Und natürlich hatte die Tat dort in der Wohnung stattgefunden. Winter fragte sich, warum er etwas nicht erkannt hatte, das die ganze Zeit so glasklar vor ihm lag. Die Serdaris hatte ja bei ihrer Geschichte nicht einmal gelogen. Sie hatte nur etwas ausgelassen. Sogar die Episode, wonach sie Benedetti am Freitagnachmittag panisch über die Schwiegermutter herbeigerufen hatte, dieser dann mit einem Taxi eingetroffen war und die Serdaris hysterisch weinend im Bett vorgefunden hatte – all das hatte wohl gestimmt.

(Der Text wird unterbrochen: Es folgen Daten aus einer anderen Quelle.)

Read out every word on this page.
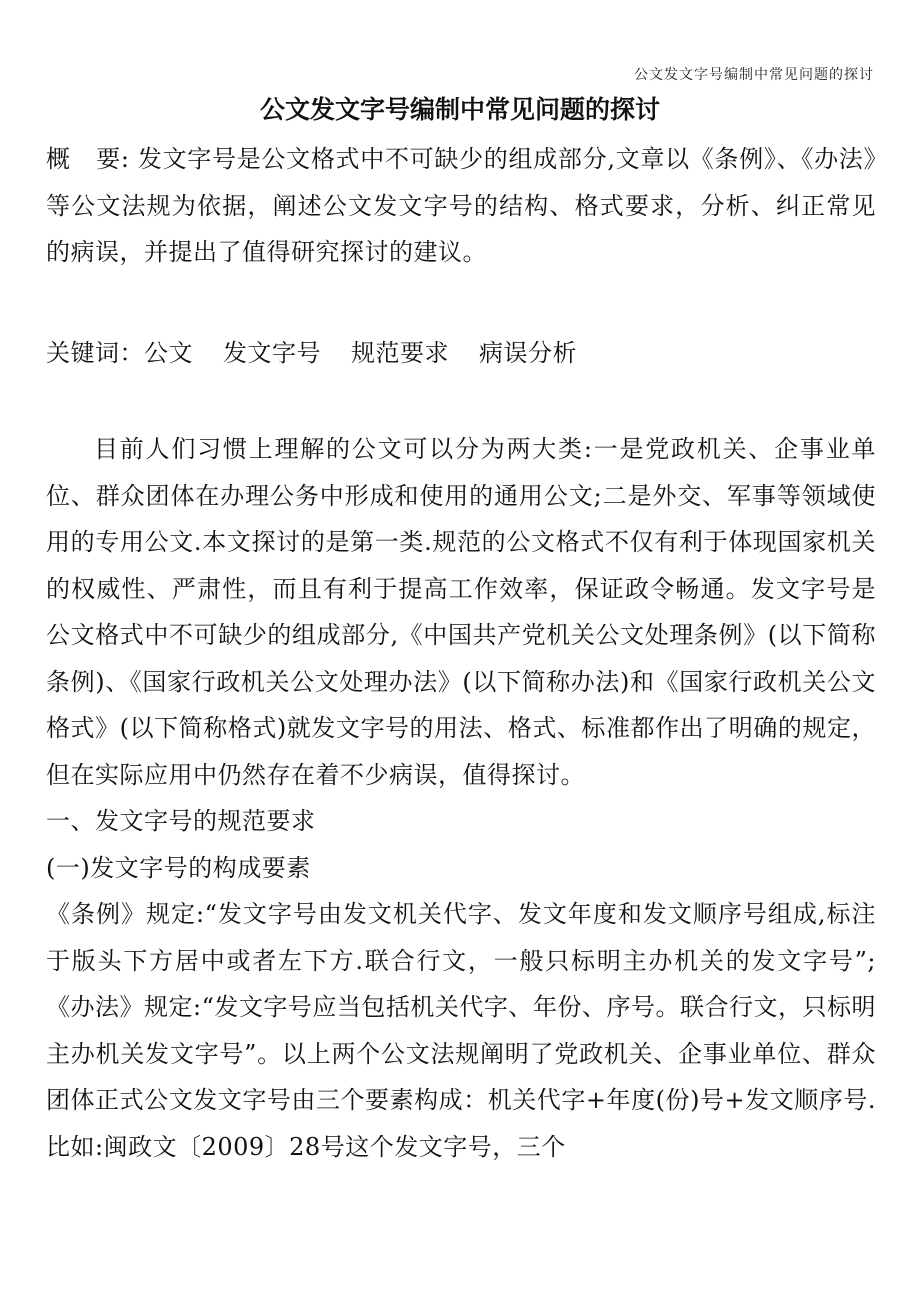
公文发文字号编制中常见问题的探讨
公文发文字号编制中常见问题的探讨

概要: 发文字号是公文格式中不可缺少的组成部分,文章以《条例》、《办法》等公文法规为依据，阐述公文发文字号的结构、格式要求，分析、纠正常见的病误，并提出了值得研究探讨的建议。

关键词：公文 发文字号 规范要求 病误分析

目前人们习惯上理解的公文可以分为两大类:一是党政机关、企事业单位、群众团体在办理公务中形成和使用的通用公文;二是外交、军事等领域使用的专用公文.本文探讨的是第一类.规范的公文格式不仅有利于体现国家机关的权威性、严肃性，而且有利于提高工作效率，保证政令畅通。发文字号是公文格式中不可缺少的组成部分,《中国共产党机关公文处理条例》(以下简称条例)、《国家行政机关公文处理办法》(以下简称办法)和《国家行政机关公文格式》(以下简称格式)就发文字号的用法、格式、标准都作出了明确的规定，但在实际应用中仍然存在着不少病误，值得探讨。

一、发文字号的规范要求

(一)发文字号的构成要素

《条例》规定:“发文字号由发文机关代字、发文年度和发文顺序号组成,标注于版头下方居中或者左下方.联合行文，一般只标明主办机关的发文字号”;《办法》规定:“发文字号应当包括机关代字、年份、序号。联合行文，只标明主办机关发文字号”。以上两个公文法规阐明了党政机关、企事业单位、群众团体正式公文发文字号由三个要素构成：机关代字+年度(份)号+发文顺序号.比如:闽政文〔2009〕28号这个发文字号，三个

Nur die Leiche, die zu diesem Zeitpunkt in der Badewanne lag, die hatte sie nicht erwähnt.
Die glaubwürdigsten Lügen waren eben immer die, die viel echte Erinnerungen enthielten. Darin lag die Stärke von Serdaris’ Geschichte: Praktisch alles, was sie erzählt hatte, war wahr. Die Wahrhaftigkeit spürte man und verfiel dann in den Fehler, ihr in jeder Hinsicht zu vertrauen. Oder vielmehr: Unerfahrene Beamte wie die Aksoy verfielen in diesen Fehler. Zumal die Aksoy sowieso bei Frauen ihren blinden Fleck hatte.
Aksoy sah jetzt allerdings reichlich zerknirscht und erschrocken aus.

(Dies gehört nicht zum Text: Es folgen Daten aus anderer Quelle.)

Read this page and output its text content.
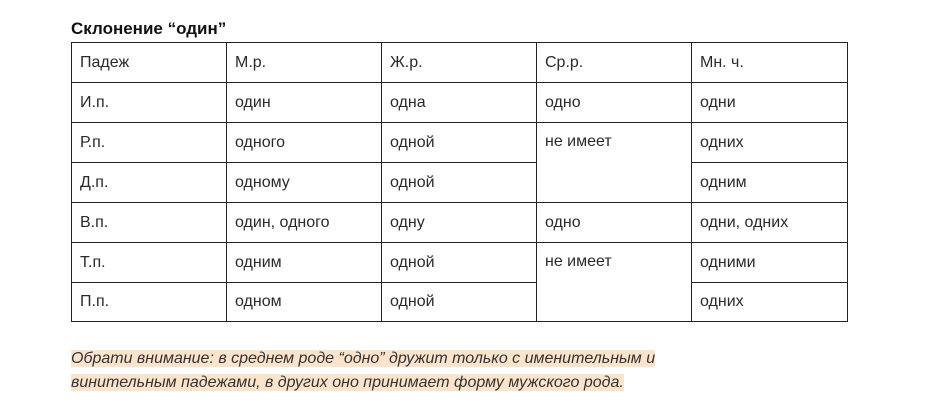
Склонение “один”
Падеж	М.р.	Ж.р.	Ср.р.	Мн. ч.
И.п.	один	одна	одно	одни
Р.п.	одного	одной	не имеет	одних
Д.п.	одному	одной		одним
В.п.	один, одного	одну	одно	одни, одних
Т.п.	одним	одной	не имеет	одними
П.п.	одном	одной		одних
Обрати внимание: в среднем роде “одно” дружит только с именительным и
винительным падежами, в других оно принимает форму мужского рода.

«Herr Nötzel, Sie sprechen mir aus der Seele», sagte Winter. «Darf ich Sie so verstehen, dass Sie die Serdaris verhaften lassen werden? Sie wissen ja, wäre es nach mir gegangen, hätten wir sie nie entlassen.»
«Ja, aber nicht sofort. Fluchtgefahr besteht ja nicht. Ich plane derzeit, sie Montag zu einem Gespräch zur Staatsanwaltschaft zu holen. Wenn ich sie dann damit konfrontiere, dass wir im Prinzip alles wissen …»
In Nötzels Sakko klingelte ein Handy.
Nötzel prüfte die Nummer des Anrufers. «Benedettis Anwalt», erläuterte er und ging dran.